Modified: April 30, 2022
contrastive learning
This page is from my personal notes, and has not been specifically reviewed for public consumption. It might be incomplete, wrong, outdated, or stupid. Caveat lector.A technique for representation learning in which semantically similar datapoints are encouraged to have similar representations, and dissimilar points to have dissimilar representations.
Contrastive methods can be applied in an unsupervised setting using data augmentation (e.g., image transformations) to construct multiple 'views' of a given example, which should all have similar representations.

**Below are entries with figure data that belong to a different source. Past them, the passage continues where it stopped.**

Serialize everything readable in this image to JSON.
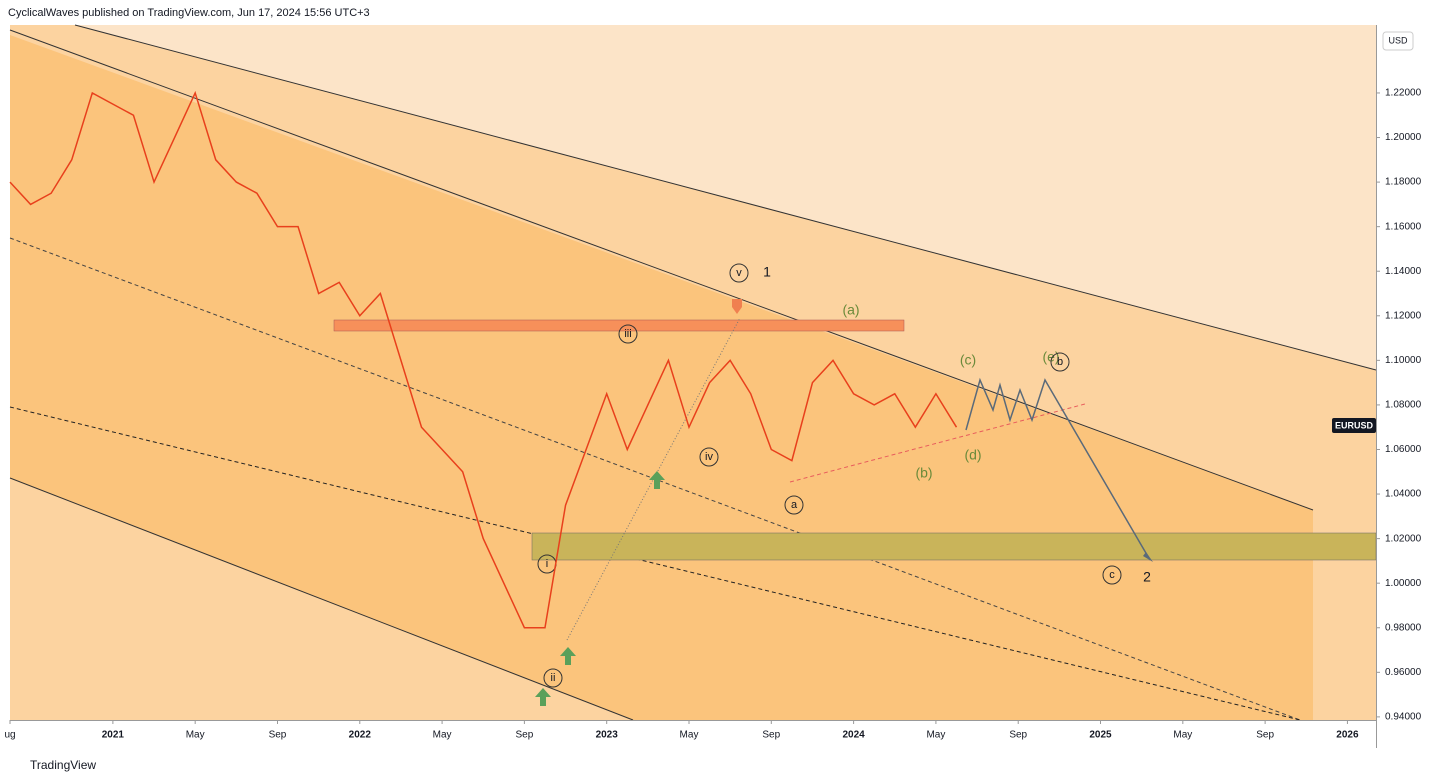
{
  "header": {
    "byline": "CyclicalWaves published on TradingView.com, Jun 17, 2024 15:56 UTC+3",
    "footer": "TradingView"
  },
  "chart_data": {
    "type": "line",
    "symbol": "EURUSD",
    "currency": "USD",
    "x": [
      "2020-08",
      "2020-09",
      "2020-10",
      "2020-11",
      "2020-12",
      "2021-01",
      "2021-02",
      "2021-03",
      "2021-04",
      "2021-05",
      "2021-06",
      "2021-07",
      "2021-08",
      "2021-09",
      "2021-10",
      "2021-11",
      "2021-12",
      "2022-01",
      "2022-02",
      "2022-03",
      "2022-04",
      "2022-05",
      "2022-06",
      "2022-07",
      "2022-08",
      "2022-09",
      "2022-10",
      "2022-11",
      "2022-12",
      "2023-01",
      "2023-02",
      "2023-03",
      "2023-04",
      "2023-05",
      "2023-06",
      "2023-07",
      "2023-08",
      "2023-09",
      "2023-10",
      "2023-11",
      "2023-12",
      "2024-01",
      "2024-02",
      "2024-03",
      "2024-04",
      "2024-05",
      "2024-06"
    ],
    "series": [
      {
        "name": "EURUSD",
        "color": "#e8401c",
        "values": [
          1.18,
          1.17,
          1.175,
          1.19,
          1.22,
          1.215,
          1.21,
          1.18,
          1.2,
          1.22,
          1.19,
          1.18,
          1.175,
          1.16,
          1.16,
          1.13,
          1.135,
          1.12,
          1.13,
          1.1,
          1.07,
          1.06,
          1.05,
          1.02,
          1.0,
          0.98,
          0.98,
          1.035,
          1.06,
          1.085,
          1.06,
          1.08,
          1.1,
          1.07,
          1.09,
          1.1,
          1.085,
          1.06,
          1.055,
          1.09,
          1.1,
          1.085,
          1.08,
          1.085,
          1.07,
          1.085,
          1.07
        ]
      }
    ],
    "xlim": [
      "2020-08",
      "2026-02"
    ],
    "xticks": [
      {
        "value": "2020-08",
        "label": "ug"
      },
      {
        "value": "2021-01",
        "label": "2021"
      },
      {
        "value": "2021-05",
        "label": "May"
      },
      {
        "value": "2021-09",
        "label": "Sep"
      },
      {
        "value": "2022-01",
        "label": "2022"
      },
      {
        "value": "2022-05",
        "label": "May"
      },
      {
        "value": "2022-09",
        "label": "Sep"
      },
      {
        "value": "2023-01",
        "label": "2023"
      },
      {
        "value": "2023-05",
        "label": "May"
      },
      {
        "value": "2023-09",
        "label": "Sep"
      },
      {
        "value": "2024-01",
        "label": "2024"
      },
      {
        "value": "2024-05",
        "label": "May"
      },
      {
        "value": "2024-09",
        "label": "Sep"
      },
      {
        "value": "2025-01",
        "label": "2025"
      },
      {
        "value": "2025-05",
        "label": "May"
      },
      {
        "value": "2025-09",
        "label": "Sep"
      },
      {
        "value": "2026-01",
        "label": "2026"
      }
    ],
    "ylim": [
      0.9386,
      1.2505
    ],
    "yticks": [
      {
        "value": 0.94,
        "label": "0.94000"
      },
      {
        "value": 0.96,
        "label": "0.96000"
      },
      {
        "value": 0.98,
        "label": "0.98000"
      },
      {
        "value": 1.0,
        "label": "1.00000"
      },
      {
        "value": 1.02,
        "label": "1.02000"
      },
      {
        "value": 1.04,
        "label": "1.04000"
      },
      {
        "value": 1.06,
        "label": "1.06000"
      },
      {
        "value": 1.08,
        "label": "1.08000"
      },
      {
        "value": 1.1,
        "label": "1.10000"
      },
      {
        "value": 1.12,
        "label": "1.12000"
      },
      {
        "value": 1.14,
        "label": "1.14000"
      },
      {
        "value": 1.16,
        "label": "1.16000"
      },
      {
        "value": 1.18,
        "label": "1.18000"
      },
      {
        "value": 1.2,
        "label": "1.20000"
      },
      {
        "value": 1.22,
        "label": "1.22000"
      }
    ],
    "annotations": [
      "v",
      "1",
      "iii",
      "(a)",
      "(c)",
      "(e)",
      "b",
      "(b)",
      "(d)",
      "iv",
      "a",
      "i",
      "ii",
      "c",
      "2"
    ]
  }
}
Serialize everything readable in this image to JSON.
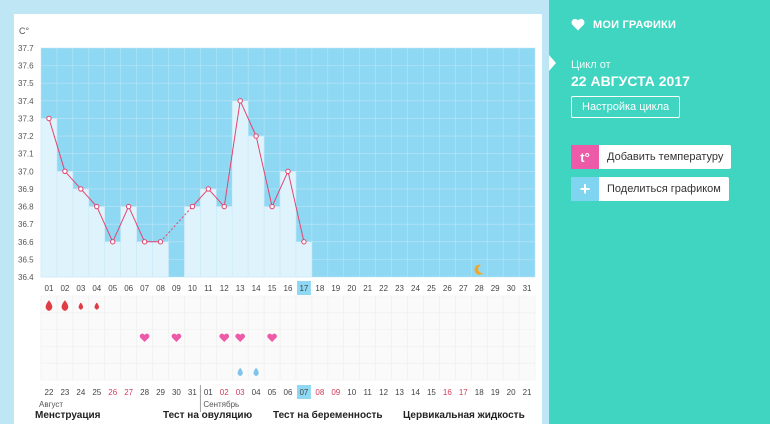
{
  "chart_data": {
    "type": "line",
    "unit_label": "С°",
    "y_ticks": [
      "36.4",
      "36.5",
      "36.6",
      "36.7",
      "36.8",
      "36.9",
      "37.0",
      "37.1",
      "37.2",
      "37.3",
      "37.4",
      "37.5",
      "37.6",
      "37.7"
    ],
    "ylim": [
      36.4,
      37.7
    ],
    "days": [
      "01",
      "02",
      "03",
      "04",
      "05",
      "06",
      "07",
      "08",
      "09",
      "10",
      "11",
      "12",
      "13",
      "14",
      "15",
      "16",
      "17",
      "18",
      "19",
      "20",
      "21",
      "22",
      "23",
      "24",
      "25",
      "26",
      "27",
      "28",
      "29",
      "30",
      "31"
    ],
    "temperatures": [
      37.3,
      37.0,
      36.9,
      36.8,
      36.6,
      36.8,
      36.6,
      36.6,
      null,
      36.8,
      36.9,
      36.8,
      37.4,
      37.2,
      36.8,
      37.0,
      36.6,
      null,
      null,
      null,
      null,
      null,
      null,
      null,
      null,
      null,
      null,
      null,
      null,
      null,
      null
    ],
    "current_day": "17",
    "dates": [
      "22",
      "23",
      "24",
      "25",
      "26",
      "27",
      "28",
      "29",
      "30",
      "31",
      "01",
      "02",
      "03",
      "04",
      "05",
      "06",
      "07",
      "08",
      "09",
      "10",
      "11",
      "12",
      "13",
      "14",
      "15",
      "16",
      "17",
      "18",
      "19",
      "20",
      "21"
    ],
    "red_dates": [
      4,
      5,
      11,
      12,
      17,
      18,
      25,
      26
    ],
    "current_date": "07",
    "month_labels": [
      {
        "text": "Август",
        "index": 0
      },
      {
        "text": "Сентябрь",
        "index": 10
      }
    ],
    "menstruation": [
      3,
      3,
      2,
      2,
      0,
      0,
      0,
      0,
      0,
      0,
      0,
      0,
      0,
      0,
      0,
      0,
      0,
      0,
      0,
      0,
      0,
      0,
      0,
      0,
      0,
      0,
      0,
      0,
      0,
      0,
      0
    ],
    "ovulation_hearts": [
      6,
      8,
      11,
      12,
      14
    ],
    "cervical_drops": [
      12,
      13
    ],
    "moon_day_index": 27
  },
  "categories": [
    "Менструация",
    "Тест на овуляцию",
    "Тест на беременность",
    "Цервикальная жидкость"
  ],
  "sidebar": {
    "my_charts": "МОИ ГРАФИКИ",
    "cycle_label": "Цикл от",
    "cycle_date": "22 АВГУСТА 2017",
    "cycle_settings": "Настройка цикла",
    "add_temp_icon": "t°",
    "add_temp": "Добавить температуру",
    "share": "Поделиться графиком"
  },
  "colors": {
    "sidebar": "#3fd5c1",
    "sky": "#8fd8f3",
    "bar": "#dff3fd",
    "line": "#e2456e",
    "heart": "#ec5aa8",
    "drop_red": "#e03c46",
    "drop_blue": "#7fc4ea",
    "moon": "#f5a623"
  }
}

CLIP uses a contrastive loss with text supervision: the image and text encoders are trained to maximize similarity in representation space of each matching (image, caption)
pair, while minimizing the similarity of mismatched pairs.
Lilian Weng's blog is a good reference: https://lilianweng.github.io/posts/2021-05-31-contrastive/
Yann LeCun on the drawbacks of contrastive methods (page 23):
But there are two main issues with contrastive methods. First, one has to design a scheme to generate or pick suitable ˆy. Second, when y is in a high-dimensional space, and if the EBM is flexible, it may require a very large number of contrastive samples to ensure that the energy is higher in all dimensions unoccupied by the local data distribution. Because of the curse of dimensionality, in the worst case, the number of contrastive samples may grow exponentially with the dimension of the representation. This is the main reason why I will argue against contrastive methods.